Scientific progress goes 'boink'

Ph.D. Candidate
Princeton University
Department of Computer Science

The Case for Learned Index Structures

(link) Tim Kraska, Alex Beutel, Ed H. Chi, Jeffrey Dean, Neoklis Polyzotis

Main idea

  • What is the problem? Efficiently access data under different scenarios. An old problem.
  • Why is it important? Lots of data that needs to be searched.
  • What is the approach?

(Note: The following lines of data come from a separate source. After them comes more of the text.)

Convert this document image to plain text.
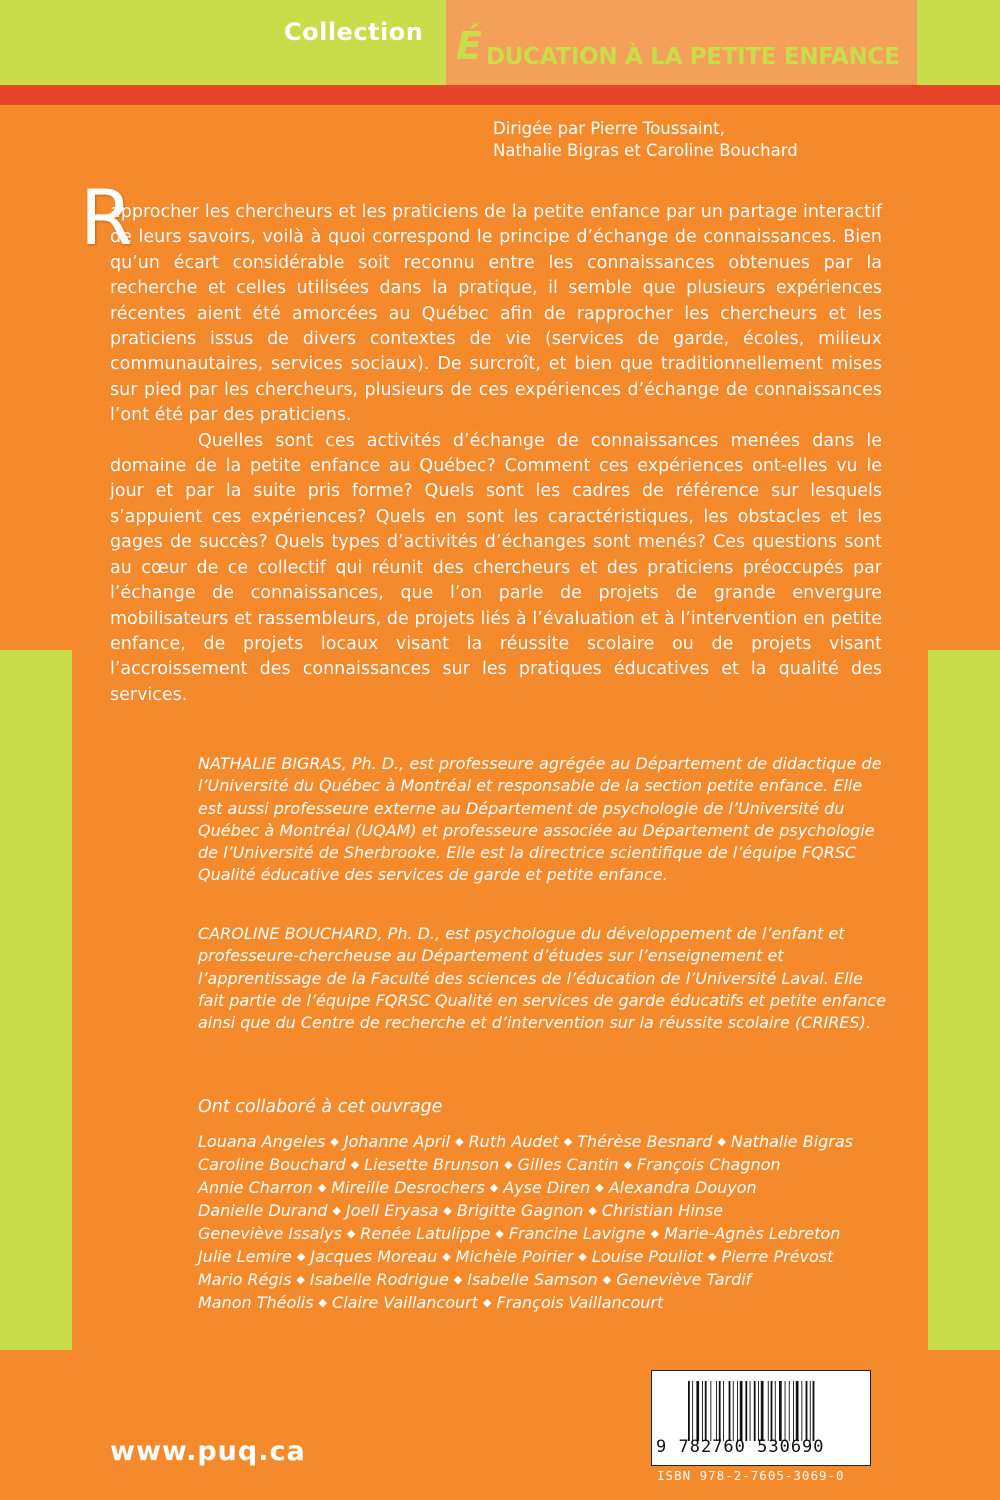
Collection É DUCATION À LA PETITE ENFANCE
Dirigée par Pierre Toussaint,
Nathalie Bigras et Caroline Bouchard
R

approcher les chercheurs et les praticiens de la petite enfance par un partage interactif de leurs savoirs, voilà à quoi correspond le principe d’échange de connaissances. Bien qu’un écart considérable soit reconnu entre les connaissances obtenues par la recherche et celles utilisées dans la pratique, il semble que plusieurs expériences récentes aient été amorcées au Québec afin de rapprocher les chercheurs et les praticiens issus de divers contextes de vie (services de garde, écoles, milieux communautaires, services sociaux). De surcroît, et bien que traditionnellement mises sur pied par les chercheurs, plusieurs de ces expériences d’échange de connaissances l’ont été par des praticiens.

Quelles sont ces activités d’échange de connaissances menées dans le domaine de la petite enfance au Québec? Comment ces expériences ont-elles vu le jour et par la suite pris forme? Quels sont les cadres de référence sur lesquels s’appuient ces expériences? Quels en sont les caractéristiques, les obstacles et les gages de succès? Quels types d’activités d’échanges sont menés? Ces questions sont au cœur de ce collectif qui réunit des chercheurs et des praticiens préoccupés par l’échange de connaissances, que l’on parle de projets de grande envergure mobilisateurs et rassembleurs, de projets liés à l’évaluation et à l’intervention en petite enfance, de projets locaux visant la réussite scolaire ou de projets visant l’accroissement des connaissances sur les pratiques éducatives et la qualité des services.

NATHALIE BIGRAS, Ph. D., est professeure agrégée au Département de didactique de l’Université du Québec à Montréal et responsable de la section petite enfance. Elle est aussi professeure externe au Département de psychologie de l’Université du Québec à Montréal (UQAM) et professeure associée au Département de psychologie de l’Université de Sherbrooke. Elle est la directrice scientifique de l’équipe FQRSC Qualité éducative des services de garde et petite enfance.
CAROLINE BOUCHARD, Ph. D., est psychologue du développement de l’enfant et professeure-chercheuse au Département d’études sur l’enseignement et l’apprentissage de la Faculté des sciences de l’éducation de l’Université Laval. Elle fait partie de l’équipe FQRSC Qualité en services de garde éducatifs et petite enfance ainsi que du Centre de recherche et d’intervention sur la réussite scolaire (CRIRES).
Ont collaboré à cet ouvrage
Louana Angeles ◆ Johanne April ◆ Ruth Audet ◆ Thérèse Besnard ◆ Nathalie Bigras
Caroline Bouchard ◆ Liesette Brunson ◆ Gilles Cantin ◆ François Chagnon
Annie Charron ◆ Mireille Desrochers ◆ Ayse Diren ◆ Alexandra Douyon
Danielle Durand ◆ Joell Eryasa ◆ Brigitte Gagnon ◆ Christian Hinse
Geneviève Issalys ◆ Renée Latulippe ◆ Francine Lavigne ◆ Marie-Agnès Lebreton
Julie Lemire ◆ Jacques Moreau ◆ Michèle Poirier ◆ Louise Pouliot ◆ Pierre Prévost
Mario Régis ◆ Isabelle Rodrigue ◆ Isabelle Samson ◆ Geneviève Tardif
Manon Théolis ◆ Claire Vaillancourt ◆ François Vaillancourt
9 782760 530690
ISBN 978-2-7605-3069-0
www.puq.ca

Treat indexes as models that can be specified (e.g., B-Trees) or learned
  • What is the result? 70% speedup while saving > 1 OOM of space

Notes

Main points

  • Databases use models of / assumptions about data already
  • However, typically assumes much less about data than might be fruitful; if we can make more assumptions without incurring too much cost (e.g., inflexibility, guarantees), can we improve performance?
  • Training / executing models becoming very fast, especially with growing parallelism and simple operators
  • Must be absolutely clear about guarantees and tradeoffs
  • No point in ML for ML’s sake. Don’t be shy about using a hybrid approach

Range index

  • If data is sorted, think of range index as model to predict cumalitive distribution function (CDF). The CDF gives the density of items before the item we care about, so we can get a very good estimate of where the range we care about is if our model of the data’s CDF is good
  • Traditional models are very good at overfitting in the local case. Consider hybrid approaches that use ML to get to approximate location and then traditional model for last-mile search

Recursive model index

  • Use a hierarchy of small models rather than one large model

Point index

  • Use neural nets as a learned hashing function to reduce collisions. Just scale the CDF to size of hash map

Existence index

  • Use learned bloom filter as classifier
  • But other classifiers could also work

Questions

Extension ideas

  • The authors sketch some ideas for write-heavy loads
  • Authors make no claim about exhaustively searching models
  • Data domains / simple decisions based on rich data may benefit most immediately, but what about more complex decision-making domains?